Briefe mit sensiblen Informationen landen ohne Wissen der Empfänger als digitale Kopien auf Rechnern der Post, was mit dem Briefgeheimnis nur schwer vereinbar ist.

Für Versicherer, Banken und Unternehmen, die Abermillionen Briefe verschicken, klingt es nach einem unwiderstehlichen Angebot: Die Deutsche Post gewährt ihnen einen satten Zusatzrabatt von 3 Cent für jeden Brief, den sie als PDF-Datei auf die Rechner des gelben Riesen laden. Diese digitalen Kopien will die Post dann, schneller als den Papierbrief, elektronisch an die Empfänger weiterleiten. Natürlich nicht als simple ungeschützte E-Mail, sondern nur dann, wenn es auf der anderen Seite ein E-Post-Konto für eine sichere Verbindung gibt. Von einer "Brückentechnologie" ist die Rede und davon, die alte Briefwelt und die neue digitale Welt unter einen Hut zu bringen. "Wir verbinden das Beste aus beiden Welten", verspricht der Konzern. Seit Jahresbeginn hat er die digitale Kopie im Angebot. "Das Produkt wurde erfolgreich eingeführt, und Kunden zeigen großes Interesse", sagte ein Postsprecher. Eine andere Frage ist, ob die Kombination aus digitaler und analoger Welt auch das Beste für Menschen ist, die Wert auf den Schutz ihrer persönlichen Daten legen. Wer auf das Briefgeheimnis vertraut, kommt ins Grübeln: Mit jeder digitalen Kopie landen sensible persönliche Informationen auf den Servern der Post: Kontostände, Gesundheitsdaten, Übersichten über Telefonverbindungen, Versicherungsinformationen und was noch so in den Briefen steht, die Unternehmen an ihre Kunden verschicken.

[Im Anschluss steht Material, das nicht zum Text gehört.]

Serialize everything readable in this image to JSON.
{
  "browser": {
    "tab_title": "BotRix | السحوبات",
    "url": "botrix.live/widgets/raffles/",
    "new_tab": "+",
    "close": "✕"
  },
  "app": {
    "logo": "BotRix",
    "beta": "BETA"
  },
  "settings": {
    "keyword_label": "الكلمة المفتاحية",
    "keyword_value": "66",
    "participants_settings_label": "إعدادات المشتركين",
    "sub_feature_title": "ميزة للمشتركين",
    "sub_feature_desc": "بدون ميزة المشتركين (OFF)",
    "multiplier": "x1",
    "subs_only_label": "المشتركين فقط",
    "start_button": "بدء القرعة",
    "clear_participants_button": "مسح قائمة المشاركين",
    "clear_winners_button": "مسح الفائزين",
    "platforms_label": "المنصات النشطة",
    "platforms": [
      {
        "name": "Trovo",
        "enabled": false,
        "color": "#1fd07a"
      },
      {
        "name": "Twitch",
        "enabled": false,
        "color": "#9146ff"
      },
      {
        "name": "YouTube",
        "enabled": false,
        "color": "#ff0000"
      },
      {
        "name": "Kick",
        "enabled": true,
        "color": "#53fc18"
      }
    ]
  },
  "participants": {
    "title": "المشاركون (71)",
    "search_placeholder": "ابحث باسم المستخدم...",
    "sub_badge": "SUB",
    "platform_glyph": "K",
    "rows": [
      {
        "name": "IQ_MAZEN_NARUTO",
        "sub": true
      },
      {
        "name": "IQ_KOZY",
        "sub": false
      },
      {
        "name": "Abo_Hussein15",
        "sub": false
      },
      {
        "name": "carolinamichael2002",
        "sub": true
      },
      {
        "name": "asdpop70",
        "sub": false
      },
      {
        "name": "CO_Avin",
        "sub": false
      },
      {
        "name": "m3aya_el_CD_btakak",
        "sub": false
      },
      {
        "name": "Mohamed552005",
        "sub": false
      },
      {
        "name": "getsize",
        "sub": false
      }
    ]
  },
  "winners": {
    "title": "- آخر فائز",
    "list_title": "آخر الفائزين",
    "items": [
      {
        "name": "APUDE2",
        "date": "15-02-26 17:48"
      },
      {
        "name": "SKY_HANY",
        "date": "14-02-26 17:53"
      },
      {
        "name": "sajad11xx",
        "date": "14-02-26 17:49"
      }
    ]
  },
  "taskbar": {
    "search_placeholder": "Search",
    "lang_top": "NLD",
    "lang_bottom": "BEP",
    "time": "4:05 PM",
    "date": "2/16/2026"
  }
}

Die Umwandlung in die digitalen Kopien erfolgt in aller Regel ohne Wissen und Zustimmung der Empfänger, die sich darauf verlassen, dass Briefe beim früheren Staatskonzern in sicheren Händen sind. Nur die Geschäftsbedingungen der für E-Post registrierten Kunden, laut Konzern rund eine Million Menschen, sind nach Angaben eines Sprechers entsprechend geändert worden. Wer nicht widersprach, habe stillschweigend eingewilligt. Auch die Adressdaten gelangen nun in digitaler Form zur Post. So ist es ein Leichtes, über einen Algorithmus auszuwerten, welche Unternehmen Briefe wohin schicken. "Für das Werbegeschäft wären solche Daten Gold wert, weil sie eine sehr genaue Zielgruppenabgrenzung erlauben", vermutet ein Brancheninsider.

Die Post wiegelt ab. An Werbetreibende würden keine Daten weitergegeben. "Bei der digitalen Kopie geht es ausschließlich um eine sichere, verlässliche digitale Kommunikation." Und dann kommt eine detailreiche Schilderung der Verschlüsselungstechnik und der vom Cybersicherheitsamt BSI zertifizierten Plattform für die Verarbeitung der digitalen Kopien. Die Zusammenarbeit mit den Großversendern erfolge im Rahmen einer "Auftragsdatenverarbeitung" nach den Bestimmungen der Datenschutzgrundverordnung. Alle digitalen Kopien würden zunächst an die Post übermittelt, damit "diese im Auftrag des Versenders prüfen kann, ob der Empfänger ein E-Post-Konto besitzt". Wenn ja, werde elektronisch zugestellt. Wenn nicht, werde die digitale Kopie gelöscht.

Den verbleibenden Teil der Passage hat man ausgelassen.